Blows Against the Empire was credited to Paul Kantner/Jefferson Starship, the first hint that the plane was morphing into a spacecraft. Five years later, the transition was complete, and Jefferson Starship had become an actual band, led by Kantner and Slick with latter day Airplane violinist Papa John Creach and a bunch of Frisco pals who’d been helping out with their solo/duo projects of the intervening years.
Red Octopus was the second official Jefferson Starship album, and it fortuitously reunited Kantner and Slick with their Airplane singing partner Marty Balin.

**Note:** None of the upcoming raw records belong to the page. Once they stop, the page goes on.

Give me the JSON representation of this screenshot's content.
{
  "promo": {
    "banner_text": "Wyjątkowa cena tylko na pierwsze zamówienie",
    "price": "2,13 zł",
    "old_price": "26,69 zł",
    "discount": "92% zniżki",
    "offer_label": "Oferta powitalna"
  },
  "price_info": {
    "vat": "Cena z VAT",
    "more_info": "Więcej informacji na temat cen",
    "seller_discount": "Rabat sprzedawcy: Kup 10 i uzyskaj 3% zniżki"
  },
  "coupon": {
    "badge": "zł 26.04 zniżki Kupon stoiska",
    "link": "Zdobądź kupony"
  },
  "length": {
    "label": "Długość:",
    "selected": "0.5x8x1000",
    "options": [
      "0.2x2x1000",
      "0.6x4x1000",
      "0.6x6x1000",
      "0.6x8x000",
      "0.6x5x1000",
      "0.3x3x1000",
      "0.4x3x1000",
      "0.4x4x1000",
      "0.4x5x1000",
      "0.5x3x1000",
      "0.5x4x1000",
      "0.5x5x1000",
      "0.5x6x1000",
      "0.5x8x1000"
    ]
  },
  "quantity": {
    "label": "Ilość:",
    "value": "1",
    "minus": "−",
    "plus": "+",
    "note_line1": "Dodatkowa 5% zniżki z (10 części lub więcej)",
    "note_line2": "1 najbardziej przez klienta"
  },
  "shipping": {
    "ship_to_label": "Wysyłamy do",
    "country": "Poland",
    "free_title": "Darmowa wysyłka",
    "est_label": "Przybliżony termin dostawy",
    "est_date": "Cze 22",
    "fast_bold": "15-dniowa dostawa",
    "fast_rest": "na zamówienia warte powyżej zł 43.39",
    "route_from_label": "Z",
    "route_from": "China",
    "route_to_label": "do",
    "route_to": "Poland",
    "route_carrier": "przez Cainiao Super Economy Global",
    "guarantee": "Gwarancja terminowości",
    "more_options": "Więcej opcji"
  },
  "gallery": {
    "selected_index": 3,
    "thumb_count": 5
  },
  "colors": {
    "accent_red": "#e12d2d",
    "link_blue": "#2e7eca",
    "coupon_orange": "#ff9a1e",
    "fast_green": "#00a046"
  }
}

It was Balin’s sensual slice of sexy romanticism, “Miracles,” that thrust the album and the band to heights of commercial success never approached by its predecessor aggregation. While some fans of the old band were turned off by the new, more mainstream approach, it was, after all, the disco era and much of the music here had a harder kick than the rest of the stuff on the radio.
The leadoff “Fast Buck Freddie” is as solid a rocker as anyone produced in the mid ‘70s, “Play on Love” predates what Fleetwood Mac was about to do in the same vein, “Tumblin’” is another pretty Marty Balin lovesong, and “I Want to See Another World” is prototypical Kantner in his bombastic guise.
With the Legacy reissues of these two classic ‘70s albums in richly restored and remastered editions complete with bonus live cuts, demos and alternate versions, Jefferson Starship’s own legacy can be more accurately evaluated and appreciated. It’s a trip worth taking.